Il precampionato del Catanzaro si chiude con un segnale chiaro al campionato. Allo stadio Comunale di Rovato, sotto un caldo torrido, le Aquile hanno superato 3-0 il Giugliano nell’ultimo test prima degli impegni ufficiali. Una prestazione solida e convincente, sbloccata allo scadere del primo tempo da una perla su punizione di Simone Pafundi e poi sigillata nella ripresa dai gol di Filippo Pittarello e del giovane Francesco Reita. La squadra guidata da Giorgio Gorgone ha mostrato ritmi elevati, aggressività e una fisionomia tattica già ben definita. Il primo banco di prova vero dista ormai pochi giorni: a Ferragosto c’è la Coppa Italia contro il Sudtirol, prima dell’esordio in B a Vicenza il 21 agosto.
Il racconto del match: la gemma di Pafundi apripista del match
L’assetto iniziale prescelto dalla guida tecnica ha visto il Catanzaro schierarsi con un 3-4-2-1 flessibile. In porta Pigliacelli, protetto dalla linea a tre composta da Ruggero, Antonini e Verrengia; in mezzo al campo la regia affidata a Petriccione affiancato da Alesi, con Candela e D’Alessandro ad agire sulle corsie esterne. Sulla trequarti la qualità del duo Pafundi–Di Francesco ha alimentato l’unica punta Pittarello.
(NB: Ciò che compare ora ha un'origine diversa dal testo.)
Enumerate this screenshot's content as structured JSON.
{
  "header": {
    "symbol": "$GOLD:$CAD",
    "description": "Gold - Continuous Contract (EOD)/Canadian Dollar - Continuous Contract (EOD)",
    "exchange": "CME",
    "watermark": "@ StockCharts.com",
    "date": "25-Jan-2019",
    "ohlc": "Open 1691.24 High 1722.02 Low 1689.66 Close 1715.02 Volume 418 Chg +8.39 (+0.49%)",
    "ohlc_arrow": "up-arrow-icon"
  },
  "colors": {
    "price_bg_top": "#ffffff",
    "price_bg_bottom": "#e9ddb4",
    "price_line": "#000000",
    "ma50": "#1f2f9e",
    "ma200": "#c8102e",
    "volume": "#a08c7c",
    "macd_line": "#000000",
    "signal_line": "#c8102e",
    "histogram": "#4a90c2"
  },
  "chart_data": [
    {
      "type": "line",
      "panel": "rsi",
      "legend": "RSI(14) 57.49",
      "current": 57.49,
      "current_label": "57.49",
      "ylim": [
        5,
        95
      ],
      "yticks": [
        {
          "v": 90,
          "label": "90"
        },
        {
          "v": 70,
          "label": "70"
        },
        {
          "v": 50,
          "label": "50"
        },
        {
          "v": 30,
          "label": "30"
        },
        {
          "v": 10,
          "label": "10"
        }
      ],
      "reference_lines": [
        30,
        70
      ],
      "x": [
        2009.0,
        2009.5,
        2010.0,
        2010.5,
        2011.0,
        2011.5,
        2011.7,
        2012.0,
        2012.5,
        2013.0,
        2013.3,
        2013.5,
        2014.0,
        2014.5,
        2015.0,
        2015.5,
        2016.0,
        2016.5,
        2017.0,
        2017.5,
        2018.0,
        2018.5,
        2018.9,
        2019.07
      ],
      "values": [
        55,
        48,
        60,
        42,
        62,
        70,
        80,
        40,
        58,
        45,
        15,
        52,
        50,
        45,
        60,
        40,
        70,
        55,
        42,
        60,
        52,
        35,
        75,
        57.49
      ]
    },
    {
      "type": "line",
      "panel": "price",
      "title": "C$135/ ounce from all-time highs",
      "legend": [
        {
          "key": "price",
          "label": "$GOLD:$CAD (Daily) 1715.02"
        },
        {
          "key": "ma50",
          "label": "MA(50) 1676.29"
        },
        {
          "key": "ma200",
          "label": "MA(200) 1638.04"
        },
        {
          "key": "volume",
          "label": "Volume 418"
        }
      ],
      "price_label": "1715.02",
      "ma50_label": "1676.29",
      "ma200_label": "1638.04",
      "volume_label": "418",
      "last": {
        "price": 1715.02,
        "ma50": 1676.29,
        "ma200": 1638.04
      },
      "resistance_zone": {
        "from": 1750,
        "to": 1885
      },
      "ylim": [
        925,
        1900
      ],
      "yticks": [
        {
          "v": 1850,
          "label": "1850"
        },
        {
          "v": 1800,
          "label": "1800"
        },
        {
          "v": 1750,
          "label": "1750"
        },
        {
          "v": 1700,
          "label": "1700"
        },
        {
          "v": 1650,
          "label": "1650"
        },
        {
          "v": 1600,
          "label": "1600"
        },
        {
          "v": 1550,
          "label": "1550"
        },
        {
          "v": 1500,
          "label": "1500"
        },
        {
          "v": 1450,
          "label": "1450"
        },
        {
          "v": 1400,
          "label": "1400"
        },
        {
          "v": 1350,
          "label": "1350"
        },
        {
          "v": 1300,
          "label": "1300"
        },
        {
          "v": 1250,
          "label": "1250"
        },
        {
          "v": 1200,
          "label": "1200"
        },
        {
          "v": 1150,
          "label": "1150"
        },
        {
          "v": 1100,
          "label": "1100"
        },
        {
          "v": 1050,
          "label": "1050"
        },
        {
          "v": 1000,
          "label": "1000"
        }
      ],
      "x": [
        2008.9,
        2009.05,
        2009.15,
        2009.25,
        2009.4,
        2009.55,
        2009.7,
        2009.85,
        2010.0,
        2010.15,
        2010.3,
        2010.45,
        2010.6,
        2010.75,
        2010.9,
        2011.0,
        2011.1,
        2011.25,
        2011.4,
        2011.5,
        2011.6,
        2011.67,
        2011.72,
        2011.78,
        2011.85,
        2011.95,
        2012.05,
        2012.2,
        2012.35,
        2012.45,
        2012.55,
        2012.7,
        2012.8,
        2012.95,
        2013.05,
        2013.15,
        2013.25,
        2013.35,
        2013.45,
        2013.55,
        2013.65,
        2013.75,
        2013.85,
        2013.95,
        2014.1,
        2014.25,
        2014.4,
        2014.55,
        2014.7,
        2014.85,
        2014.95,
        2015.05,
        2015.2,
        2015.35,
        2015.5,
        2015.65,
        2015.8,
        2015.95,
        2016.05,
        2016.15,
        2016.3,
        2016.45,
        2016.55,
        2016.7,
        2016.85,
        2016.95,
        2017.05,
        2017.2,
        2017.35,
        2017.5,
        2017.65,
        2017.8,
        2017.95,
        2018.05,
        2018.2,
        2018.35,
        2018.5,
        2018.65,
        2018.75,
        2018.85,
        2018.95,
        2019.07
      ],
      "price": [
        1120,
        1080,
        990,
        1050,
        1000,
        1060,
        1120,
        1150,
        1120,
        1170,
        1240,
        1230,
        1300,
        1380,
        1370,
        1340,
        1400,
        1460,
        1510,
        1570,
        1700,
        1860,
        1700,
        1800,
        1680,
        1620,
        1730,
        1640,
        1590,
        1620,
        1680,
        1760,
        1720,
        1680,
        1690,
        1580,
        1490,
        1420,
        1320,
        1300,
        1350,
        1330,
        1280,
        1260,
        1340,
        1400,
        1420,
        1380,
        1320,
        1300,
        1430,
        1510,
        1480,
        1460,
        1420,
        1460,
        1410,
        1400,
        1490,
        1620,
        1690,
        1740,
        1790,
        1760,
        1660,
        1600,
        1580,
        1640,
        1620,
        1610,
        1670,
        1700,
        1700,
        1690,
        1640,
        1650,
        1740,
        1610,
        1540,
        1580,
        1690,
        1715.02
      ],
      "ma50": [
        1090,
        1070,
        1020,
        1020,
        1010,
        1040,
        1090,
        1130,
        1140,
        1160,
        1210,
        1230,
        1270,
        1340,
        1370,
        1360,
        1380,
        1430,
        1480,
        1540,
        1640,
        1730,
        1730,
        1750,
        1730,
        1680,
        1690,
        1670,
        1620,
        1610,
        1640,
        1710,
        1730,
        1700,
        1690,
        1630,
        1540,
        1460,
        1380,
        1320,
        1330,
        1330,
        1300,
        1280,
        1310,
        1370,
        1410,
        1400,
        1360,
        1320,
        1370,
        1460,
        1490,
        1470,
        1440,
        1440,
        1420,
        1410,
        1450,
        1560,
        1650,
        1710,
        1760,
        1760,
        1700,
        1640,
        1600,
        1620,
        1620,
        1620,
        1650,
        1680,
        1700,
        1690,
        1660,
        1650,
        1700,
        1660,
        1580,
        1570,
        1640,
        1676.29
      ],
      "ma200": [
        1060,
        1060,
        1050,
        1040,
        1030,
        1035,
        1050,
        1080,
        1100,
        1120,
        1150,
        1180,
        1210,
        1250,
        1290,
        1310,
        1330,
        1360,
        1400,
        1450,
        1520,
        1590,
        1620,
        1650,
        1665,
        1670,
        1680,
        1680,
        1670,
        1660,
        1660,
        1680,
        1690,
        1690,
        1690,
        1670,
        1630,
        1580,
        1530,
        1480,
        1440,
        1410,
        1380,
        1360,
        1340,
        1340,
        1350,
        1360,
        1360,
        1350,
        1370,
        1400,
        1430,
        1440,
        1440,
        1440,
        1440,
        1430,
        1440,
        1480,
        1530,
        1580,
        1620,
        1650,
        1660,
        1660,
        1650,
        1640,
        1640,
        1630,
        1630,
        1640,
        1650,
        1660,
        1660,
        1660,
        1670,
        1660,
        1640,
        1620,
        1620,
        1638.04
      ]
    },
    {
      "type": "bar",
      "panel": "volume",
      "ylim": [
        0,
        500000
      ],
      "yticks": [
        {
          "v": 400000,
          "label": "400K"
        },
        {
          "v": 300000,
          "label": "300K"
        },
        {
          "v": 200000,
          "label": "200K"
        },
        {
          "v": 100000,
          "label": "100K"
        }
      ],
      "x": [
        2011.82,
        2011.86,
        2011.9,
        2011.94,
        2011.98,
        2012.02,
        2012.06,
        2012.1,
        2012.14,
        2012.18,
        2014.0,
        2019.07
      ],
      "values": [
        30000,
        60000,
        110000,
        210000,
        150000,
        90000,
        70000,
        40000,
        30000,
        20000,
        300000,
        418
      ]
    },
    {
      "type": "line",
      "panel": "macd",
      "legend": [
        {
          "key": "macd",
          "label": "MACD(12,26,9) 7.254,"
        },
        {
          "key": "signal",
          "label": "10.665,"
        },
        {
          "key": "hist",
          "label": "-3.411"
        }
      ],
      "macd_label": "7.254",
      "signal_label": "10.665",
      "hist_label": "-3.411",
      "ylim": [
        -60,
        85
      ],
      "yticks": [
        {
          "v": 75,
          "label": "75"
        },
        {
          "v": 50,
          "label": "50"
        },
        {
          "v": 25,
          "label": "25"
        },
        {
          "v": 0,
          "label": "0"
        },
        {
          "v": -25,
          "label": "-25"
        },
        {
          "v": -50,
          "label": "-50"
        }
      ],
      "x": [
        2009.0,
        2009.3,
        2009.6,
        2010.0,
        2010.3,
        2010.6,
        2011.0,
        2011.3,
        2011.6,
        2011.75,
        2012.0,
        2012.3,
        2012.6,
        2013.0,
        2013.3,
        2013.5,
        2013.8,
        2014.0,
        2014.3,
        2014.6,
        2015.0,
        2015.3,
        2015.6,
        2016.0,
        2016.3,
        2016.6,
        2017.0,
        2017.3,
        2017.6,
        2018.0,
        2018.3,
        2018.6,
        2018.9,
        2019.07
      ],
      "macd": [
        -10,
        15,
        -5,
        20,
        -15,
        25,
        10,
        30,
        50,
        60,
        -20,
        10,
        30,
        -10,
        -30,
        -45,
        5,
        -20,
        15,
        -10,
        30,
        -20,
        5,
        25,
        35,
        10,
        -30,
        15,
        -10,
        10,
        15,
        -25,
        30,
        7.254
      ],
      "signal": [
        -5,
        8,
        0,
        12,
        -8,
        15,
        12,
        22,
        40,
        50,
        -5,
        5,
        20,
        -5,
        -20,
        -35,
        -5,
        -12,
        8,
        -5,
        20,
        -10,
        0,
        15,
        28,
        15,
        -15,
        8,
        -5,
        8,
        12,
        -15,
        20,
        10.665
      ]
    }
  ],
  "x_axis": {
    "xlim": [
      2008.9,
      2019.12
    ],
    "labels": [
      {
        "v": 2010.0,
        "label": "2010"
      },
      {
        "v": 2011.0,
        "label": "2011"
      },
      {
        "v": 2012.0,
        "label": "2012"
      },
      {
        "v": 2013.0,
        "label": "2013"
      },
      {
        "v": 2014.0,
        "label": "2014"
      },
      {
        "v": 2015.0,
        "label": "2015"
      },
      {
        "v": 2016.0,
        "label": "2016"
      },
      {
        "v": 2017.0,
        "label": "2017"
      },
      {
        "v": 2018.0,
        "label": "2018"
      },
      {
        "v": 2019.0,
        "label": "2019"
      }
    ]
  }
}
Fin dai primi minuti la formazione giallorossa ha preso in mano il pallino del gioco. Aggressione alta, verticalizzazioni immediate ed elasticità tra i reparti hanno messo alle strette il Giugliano di Raffaele Di Napoli. Dopo quarantacinque minuti di spinta costante, la gara si è sbloccata al 45′: punizione dal limite e sinistro vellutato di Pafundi che ha scavalcato la barriera infilandosi sotto la traversa per il vantaggio.
Catanzaro (3-4-2-1): Pigliacelli (1’ st Marietta); Ruggero (6’ st Bashi), Antonini (14’ st Postiglione), Verrengia (1’ st Frosinini); Candela (14’ st Esteves), Petriccione (22’ st Garnica), Alesi (38’ st Seha), D’Alessandro (1’ st Franky Tchaouna); Pafundi (14’ st Reita, 45’ st Tassoni), Di Francesco (1’ st Koffi); Pittarello (14’ st Arditi).
Allenatore: Giorgio Gorgone.
Giugliano (3-5-2): Bolletta; D'Avino, Justiniano, Caldore; Improta, Forciniti, De Rosa, Zammarini, La Vardera; Balde, Ibe.
Allenatore: Raffaele Di Napoli.
Marcatori: 45' Pafundi, 48' Pittarello, 78' Reita.
La ripresa e la girandola di cambi: la chiudono Pittarello e Reita
Ad inizio ripresa lo staff tecnico ha attuato le prime rotazioni inserendo Marietta, Frosinini, Franky Tchaouna e Koffi. L’inerzia del confronto non è cambiata. Al 48′ Petriccione ha servito in area Pittarello: l’attaccante ha difeso la palla con il fisico e battuto il portiere avversario con un preciso destro a giro indirizzato all’angolino per il 2-0.
Con il passare dei minuti c’è stato spazio per una folta pattuglia di giovani: dentro Bashi, Postiglione, Esteves, Garnica, Reita e Arditi. Il passaggio all’assetto 3-4-3 ha garantito ampiezza e copertura senza intaccare la produzione offensiva. Dopo aver colto un palo al 62′, Reita ha trovato la via della rete al 78′ appoggiando in gol l’assist fornito da Arditi. Nel finale lo stesso Arditi ha sfiorato il poker, prima con una conclusione dal limite e poi colpendo la traversa con un delizioso pallonetto.
La mano di Gorgone e le risposte dei singoli
La sfida di Rovato ha offerto spunti significativi sul piano tattico e dell’organico. Giorgio Gorgone sta plasmando un gruppo capace di abbinare densità difensiva e manovra fluida. La risposta dei più giovani è stata tra le note liete della giornata: la personalità mostrata nel primo tempo da Alesi, Pafundi, Garnica e Reita evidenzia alternative valide all’interno della rosa.
L’ingresso di Franky Tchaouna nella ripresa ha aggiunto dinamismo e linearità alla mediana. Il centrocampo ha viaggiato a ritmi sostenuti, garantendo le distanze tra i reparti anche di fronte ai continui stravolgimenti dell’undici in campo.
Il collaudo contro la formazione campana restituisce un Catanzaro brillante, capace di assimilare in fretta i concetti del nuovo allenatore. La strada verso il campionato passa ora dai test probanti di Coppa Italia, ma la struttura di squadra vista in Lombardia traccia una base solida su cui costruire la stagione.